A tool for counting frequency of items and showing related statistics.
Over the years, I’ve found myself doing a lot of ad-hoc data analysis with
shell pipelines involving grep
, sed
, awk
, sort
, uniq -c
, and sort -rn
to look at distributions of values in datasets. I wrote freq
to streamline
these tasks, and I use it daily.
It has feature flags to enable transparent decompression of several file types, and also regular expression filtering/munging support.
Usage: freq [OPTIONS] [FILES]...
Arguments:
[FILES]...
Options:
-o, --output <FILE> Write output to FILE [default: STDOUT]
-f, --force Allow overwriting existing files with -o or --output
-g, --regex <REGEX> Match regular expression
-d, --digits <N> Digits of precision [default: 3]
-l, --limit <N> Limit output to top N values
-m, --min <N> Limit output to values seen at least N times
-x, --max <N> Limit output to values seen at most N times
-I, --insertion Sort values with same frequency by original order [default]
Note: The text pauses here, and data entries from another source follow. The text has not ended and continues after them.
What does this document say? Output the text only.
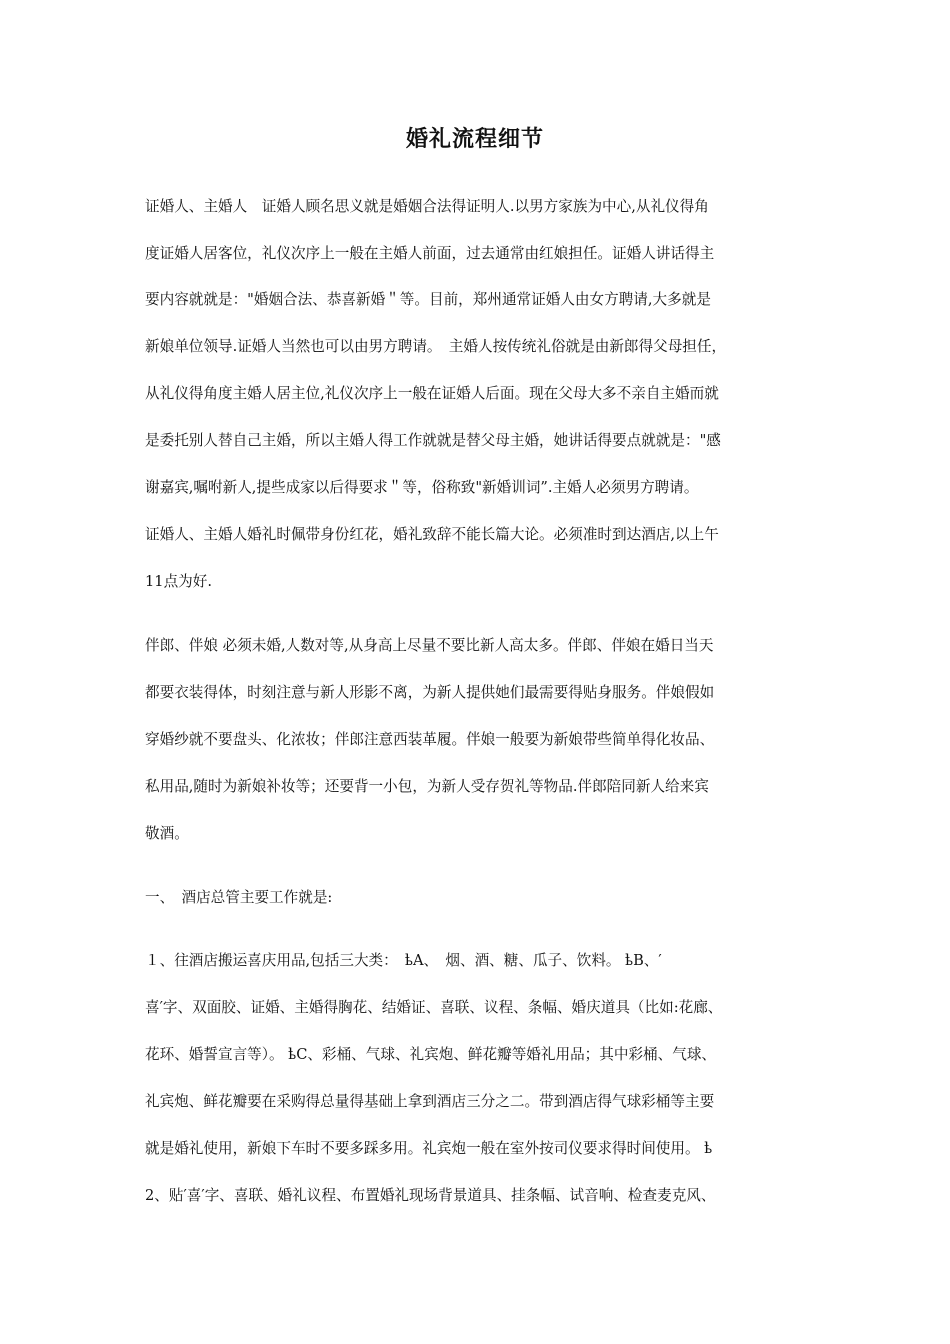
婚礼流程细节
证婚人、主婚人　证婚人顾名思义就是婚姻合法得证明人.以男方家族为中心,从礼仪得角
度证婚人居客位，礼仪次序上一般在主婚人前面，过去通常由红娘担任。证婚人讲话得主
要内容就就是："婚姻合法、恭喜新婚＂等。目前，郑州通常证婚人由女方聘请,大多就是
新娘单位领导.证婚人当然也可以由男方聘请。　主婚人按传统礼俗就是由新郎得父母担任，
从礼仪得角度主婚人居主位,礼仪次序上一般在证婚人后面。现在父母大多不亲自主婚而就
是委托别人替自己主婚，所以主婚人得工作就就是替父母主婚，她讲话得要点就就是："感
谢嘉宾,嘱咐新人,提些成家以后得要求＂等，俗称致"新婚训词”.主婚人必须男方聘请。
证婚人、主婚人婚礼时佩带身份红花，婚礼致辞不能长篇大论。必须准时到达酒店,以上午
11点为好.
伴郎、伴娘 必须未婚,人数对等,从身高上尽量不要比新人高太多。伴郎、伴娘在婚日当天
都要衣装得体，时刻注意与新人形影不离，为新人提供她们最需要得贴身服务。伴娘假如
穿婚纱就不要盘头、化浓妆；伴郎注意西装革履。伴娘一般要为新娘带些简单得化妆品、
私用品,随时为新娘补妆等；还要背一小包，为新人受存贺礼等物品.伴郎陪同新人给来宾
敬酒。
一、　酒店总管主要工作就是:
１、往酒店搬运喜庆用品,包括三大类：　ҍA、　烟、酒、糖、瓜子、饮料。 ҍB、′
喜′字、双面胶、证婚、主婚得胸花、结婚证、喜联、议程、条幅、婚庆道具（比如:花廊、
花环、婚誓宣言等）。 ҍC、彩桶、气球、礼宾炮、鲜花瓣等婚礼用品；其中彩桶、气球、
礼宾炮、鲜花瓣要在采购得总量得基础上拿到酒店三分之二。带到酒店得气球彩桶等主要
就是婚礼使用，新娘下车时不要多踩多用。礼宾炮一般在室外按司仪要求得时间使用。 ҍ
2、贴′喜′字、喜联、婚礼议程、布置婚礼现场背景道具、挂条幅、试音响、检查麦克风、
-L, --lexigraphic Sort values with same frequency lexicographically
-U, --unstable Do not sort values with same frequency
-F, --no-freq-sort Do not sort by frequency
-H, --skip-header Skip first line of each input file
-r, --reverse Output least common values first
-u, --unique Output unique values with no additional data
-n, --number Include line numbers
-s, --sum Include running sum totals
-P, --no-pct Omit percent column
-C, --no-cdf Omit CDF column
-t, --tsv Tab delimited output
-c, --csv Comma seperated output
-h, --help Print help (see more with '--help')
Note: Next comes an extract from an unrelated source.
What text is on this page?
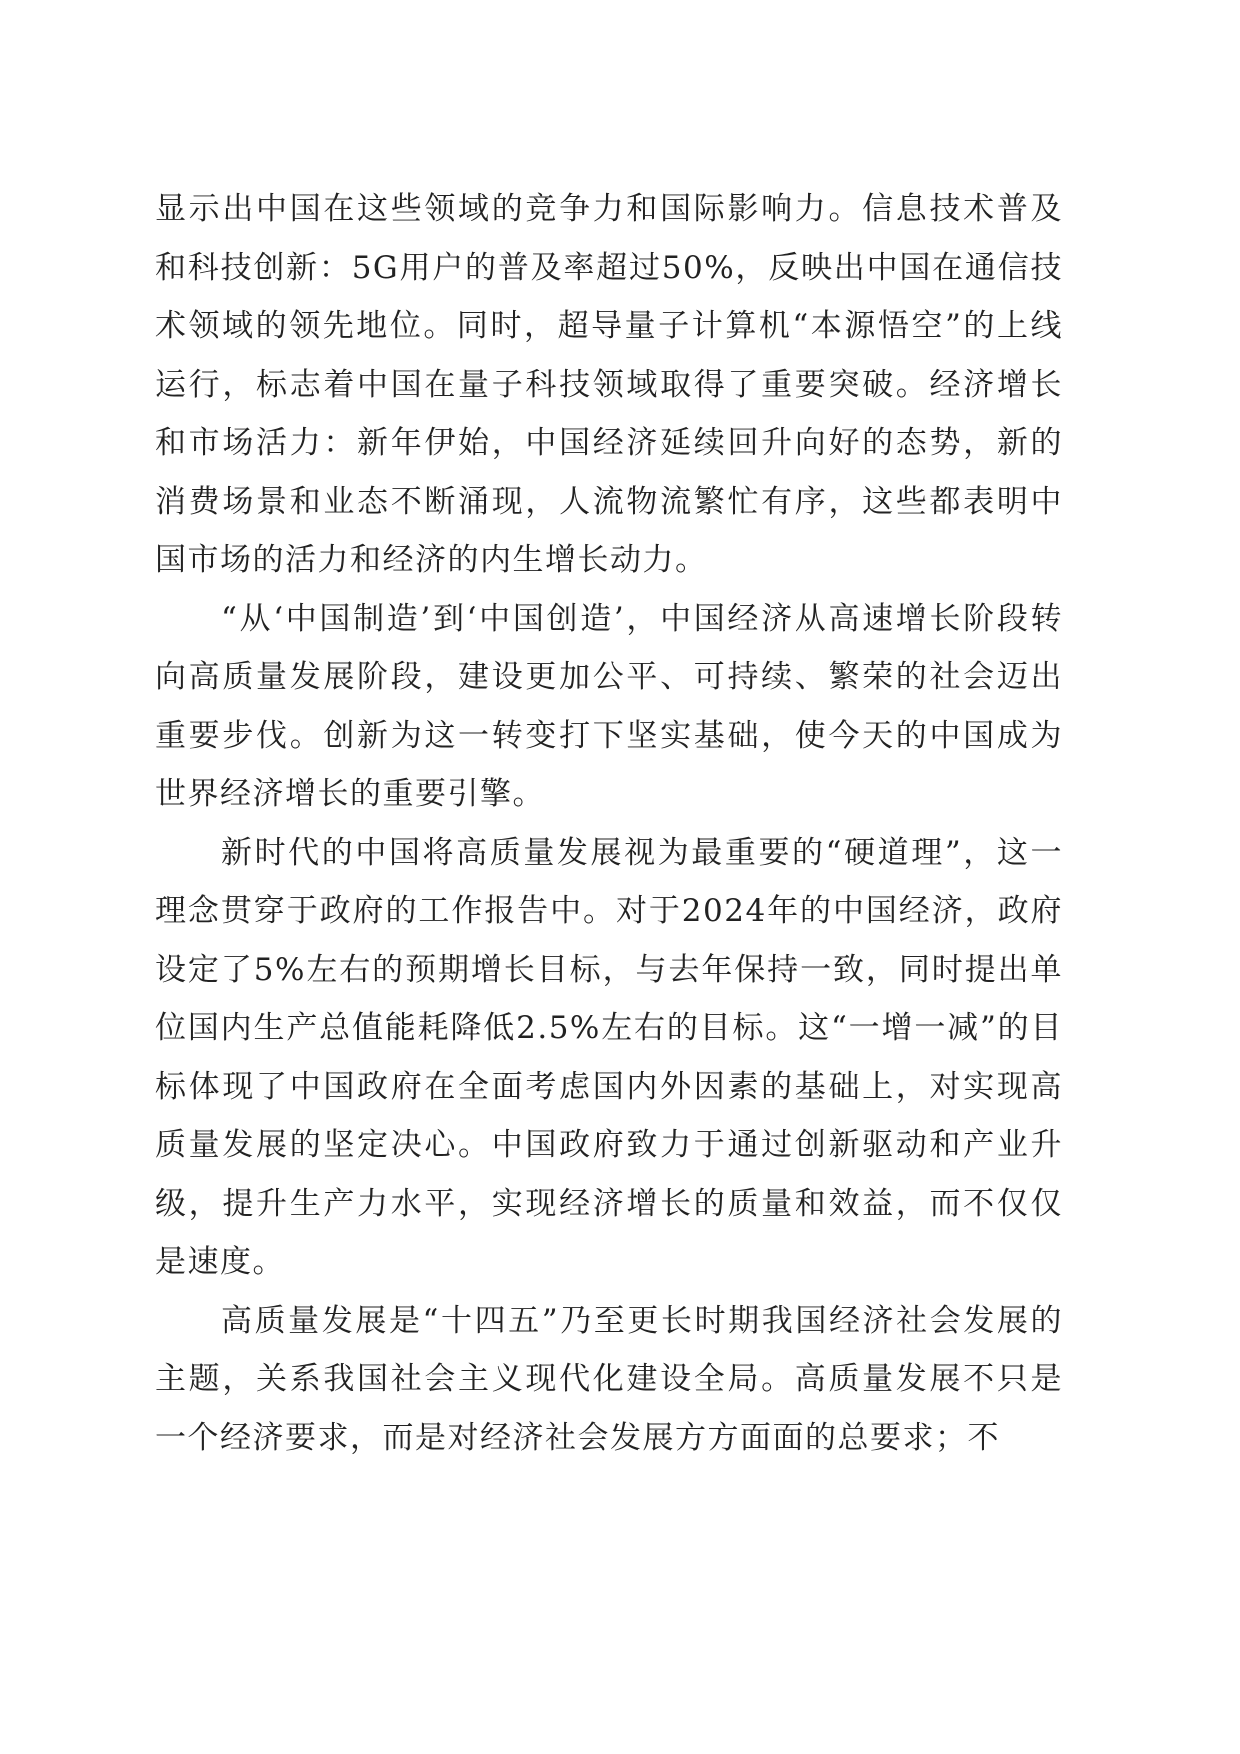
显示出中国在这些领域的竞争力和国际影响力。信息技术普及和科技创新：5G用户的普及率超过50%，反映出中国在通信技术领域的领先地位。同时，超导量子计算机“本源悟空”的上线运行，标志着中国在量子科技领域取得了重要突破。经济增长和市场活力：新年伊始，中国经济延续回升向好的态势，新的消费场景和业态不断涌现，人流物流繁忙有序，这些都表明中国市场的活力和经济的内生增长动力。

“从‘中国制造’到‘中国创造’，中国经济从高速增长阶段转向高质量发展阶段，建设更加公平、可持续、繁荣的社会迈出重要步伐。创新为这一转变打下坚实基础，使今天的中国成为世界经济增长的重要引擎。

新时代的中国将高质量发展视为最重要的“硬道理”，这一理念贯穿于政府的工作报告中。对于2024年的中国经济，政府设定了5%左右的预期增长目标，与去年保持一致，同时提出单位国内生产总值能耗降低2.5%左右的目标。这“一增一减”的目标体现了中国政府在全面考虑国内外因素的基础上，对实现高质量发展的坚定决心。中国政府致力于通过创新驱动和产业升级，提升生产力水平，实现经济增长的质量和效益，而不仅仅是速度。

高质量发展是“十四五”乃至更长时期我国经济社会发展的主题，关系我国社会主义现代化建设全局。高质量发展不只是一个经济要求，而是对经济社会发展方方面面的总要求；不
-V, --version Print version
-V, --version [<RANGE>] Print version or check against semver range and exit
tr 'A-Z ' 'a-z\n' < 2600.txt.utf-8 | freq -l30 -g "^([a-z]+)[,.]*$"
34269 6.547 6.547 the
21801 4.165 10.712 and
16573 3.166 13.879 to
14950 2.856 16.735 of
10394 1.986 18.721 a
9574 1.829 20.550 he
8848 1.690 22.240 in
7949 1.519 23.759 his
7587 1.450 25.209 that
7302 1.395 26.604 was
5669 1.083 27.687 with
5348 1.022 28.709 had
4656 0.890 29.598 it
4587 0.876 30.474 her
4578 0.875 31.349 not
4503 0.860 32.209 at
4294 0.820 33.030 him
3913 0.748 33.777 as
3879 0.741 34.519 on
3663 0.700 35.218 but
3427 0.655 35.873 for
3316 0.634 36.507 she
3264 0.624 37.130 i
3163 0.604 37.735 is
2994 0.572 38.307 you
2757 0.527 38.833 said
2670 0.510 39.343 from
2640 0.504 39.848 all
2401 0.459 40.306 were
2390 0.457 40.763 by
freq -FUug '\S+\s+(\S+)\s+(?:\S+\s+){10}"([^"]+)"' /var/log/nginx/access.log | freq -l25 -Lng '^(\S+)'
1 94 1.097 1.097 141.95.205.46
2 75 0.875 1.972 57.128.95.174
3 73 0.852 2.823 141.94.131.5
4 68 0.793 3.616 162.19.29.212
5 68 0.793 4.410 51.210.99.95
6 68 0.793 5.203 57.128.95.175
7 67 0.782 5.985 135.125.104.28
8 67 0.782 6.766 141.95.205.41
9 63 0.735 7.501 57.128.118.108
10 63 0.735 8.236 57.128.95.181
11 61 0.712 8.948 57.128.119.15
12 60 0.700 9.648 57.128.95.182
13 59 0.688 10.336 162.19.87.99
14 58 0.677 11.013 57.128.118.171
15 54 0.630 11.643 57.128.95.173
16 47 0.548 12.191 57.128.118.175
17 31 0.362 12.552 141.95.205.35
18 30 0.350 12.902 78.153.140.177
19 26 0.303 13.206 2a01:4f8:222:114d::2
20 23 0.268 13.474 2a01:4f8:272:5d4a::2
21 18 0.210 13.684 23.88.72.209
22 17 0.198 13.882 2a01:4f8:140:9402::2
23 17 0.198 14.081 5.75.246.132
24 15 0.175 14.256 146.255.56.82
25 15 0.175 14.431 45.144.212.129
- A Rust toolchain with
cargo
.
Clone the repo, then
Lite: cargo install --path freq --no-default-features
Standard: cargo install --path freq
Full: cargo install --path freq --features full
You can file an issue on GitHub, however I may not respond. This software is being provided without warranty in the hopes that it may be useful.
I am currently involved in a protracted civil rights case against the British government. If you find my work useful, please donate to my crowdfunding effort.
This project may be used under the terms of your choice of the GNU GPL version 2, or the GNU GPL version 3.